The domed municipal building on 16th Street and Tremont Place, even in the 19th century, became the subject of what seems now to be a tradition of resistance to change. By the time it was slated for demolition in 1933, Denverites had accepted the structure and now lamented its disappearance.
“History is repeating itself in the manner of new municipal buildings for Denver,” said one Rocky Mountain News report from 1932. “Traditionally, it seems, there must be five years of strife and opposition between the time plans are first broached for the buildings and the actual breaking of ground.”
Some reports from the time suggested the city paid nothing for the building’s demolition, instead offering the courthouse’s raw materials to crews. Lady Justice was removed from atop the dome, where it was discovered she was made of “plain rusty tin” rather than bronze like everyone thought. The eight griffins were reportedly donated to Ann Evans, who moved them to the old Opera House in Central City (though nobody at the Byers Evans House nor the Central City Opera have ever heard of such a thing).
But the old courthouse’s true controversy came in the end: what would happen to the downtown block that sat vacant for more than a decade? Hundreds of people began writing letters and protesting City Council when news broke in the ’40s that the property might be sold for $750,000 to make way for a hotel or shopping center.
A testimony to City Council accused Mayor Stapleton of hiding the true nature of sales negotiations as a “dark secret.” Indeed, it troubled people that several potential buyers hailed from New York City, outsiders from the growing western metropolis. Even when the sale went through, the Denver Post reported that “city officials claimed not to know the identity of the purchaser.”

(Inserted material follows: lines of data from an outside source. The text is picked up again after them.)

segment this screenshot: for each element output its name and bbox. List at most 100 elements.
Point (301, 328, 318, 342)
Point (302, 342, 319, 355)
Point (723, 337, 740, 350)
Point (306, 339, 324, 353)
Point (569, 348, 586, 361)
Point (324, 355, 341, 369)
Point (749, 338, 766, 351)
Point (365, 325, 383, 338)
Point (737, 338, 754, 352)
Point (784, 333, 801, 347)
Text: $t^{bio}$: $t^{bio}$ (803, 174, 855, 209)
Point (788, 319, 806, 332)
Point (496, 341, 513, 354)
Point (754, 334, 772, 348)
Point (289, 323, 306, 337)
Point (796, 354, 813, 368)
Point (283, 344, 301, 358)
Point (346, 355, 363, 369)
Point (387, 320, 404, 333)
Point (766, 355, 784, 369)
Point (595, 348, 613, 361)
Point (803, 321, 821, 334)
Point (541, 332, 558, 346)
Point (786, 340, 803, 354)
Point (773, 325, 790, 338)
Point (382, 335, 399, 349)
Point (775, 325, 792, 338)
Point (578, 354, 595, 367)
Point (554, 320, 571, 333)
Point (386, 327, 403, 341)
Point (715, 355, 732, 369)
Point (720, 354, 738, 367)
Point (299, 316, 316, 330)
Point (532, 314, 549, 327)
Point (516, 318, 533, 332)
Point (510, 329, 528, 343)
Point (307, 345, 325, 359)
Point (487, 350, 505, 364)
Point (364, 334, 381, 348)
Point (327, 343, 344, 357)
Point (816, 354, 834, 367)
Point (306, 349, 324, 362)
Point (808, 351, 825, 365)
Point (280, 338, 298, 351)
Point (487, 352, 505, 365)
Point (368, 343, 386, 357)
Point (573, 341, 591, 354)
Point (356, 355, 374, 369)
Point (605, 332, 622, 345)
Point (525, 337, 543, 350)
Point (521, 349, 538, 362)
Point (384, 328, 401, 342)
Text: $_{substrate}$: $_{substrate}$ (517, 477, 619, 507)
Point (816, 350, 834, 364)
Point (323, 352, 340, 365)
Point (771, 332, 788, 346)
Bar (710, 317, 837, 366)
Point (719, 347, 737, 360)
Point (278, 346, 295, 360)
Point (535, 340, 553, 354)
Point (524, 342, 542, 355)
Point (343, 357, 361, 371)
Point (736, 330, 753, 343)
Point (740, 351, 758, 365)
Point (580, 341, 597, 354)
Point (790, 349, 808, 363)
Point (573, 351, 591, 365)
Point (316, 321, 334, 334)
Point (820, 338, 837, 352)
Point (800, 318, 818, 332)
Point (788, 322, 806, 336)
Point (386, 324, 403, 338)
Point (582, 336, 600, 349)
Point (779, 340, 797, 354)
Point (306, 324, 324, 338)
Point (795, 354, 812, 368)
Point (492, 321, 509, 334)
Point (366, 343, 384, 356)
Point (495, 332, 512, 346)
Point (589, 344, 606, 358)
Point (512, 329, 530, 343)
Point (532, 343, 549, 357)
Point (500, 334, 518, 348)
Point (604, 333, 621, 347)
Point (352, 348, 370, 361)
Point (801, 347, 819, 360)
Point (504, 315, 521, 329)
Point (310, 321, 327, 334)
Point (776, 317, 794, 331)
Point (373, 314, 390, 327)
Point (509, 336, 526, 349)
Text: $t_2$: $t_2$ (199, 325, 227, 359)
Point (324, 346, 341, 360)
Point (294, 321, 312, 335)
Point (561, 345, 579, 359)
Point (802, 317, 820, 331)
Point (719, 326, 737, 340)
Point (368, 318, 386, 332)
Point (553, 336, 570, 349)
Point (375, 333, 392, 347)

Groups like the Denver Women’s Club publicly called for the space to become a park and asked that it house a memorial for soldiers lost in World War II.
What is perhaps another standard of this tradition played out as expected: commerce won, and the property was sold to a commercial entity. The block in question now is home to the Sheraton hotel.
“Proposed sale of the courthouse square was given its first vote of approval so quickly and quietly by the city council Monday evening that nearly 100 citizens who had appeared again to protest against the sale to an eastern firm did not realize what was happening,” the Denver Post reported on May 22, 1945.
Today, there are few who remain to lament the courthouse’s decline or the loss of an open block west of Broadway. Instead, there’s just one last Griffin for sale on the internet for a quarter million dollars.
As for Lon Stanley, the seller, he at least hopes someone with means comes along to buy the unique piece so it may be donated to the city for posterity. He would do it himself, he said, but he’s spent too much of his own money on an antique addiction and he’d like to secure his own future first.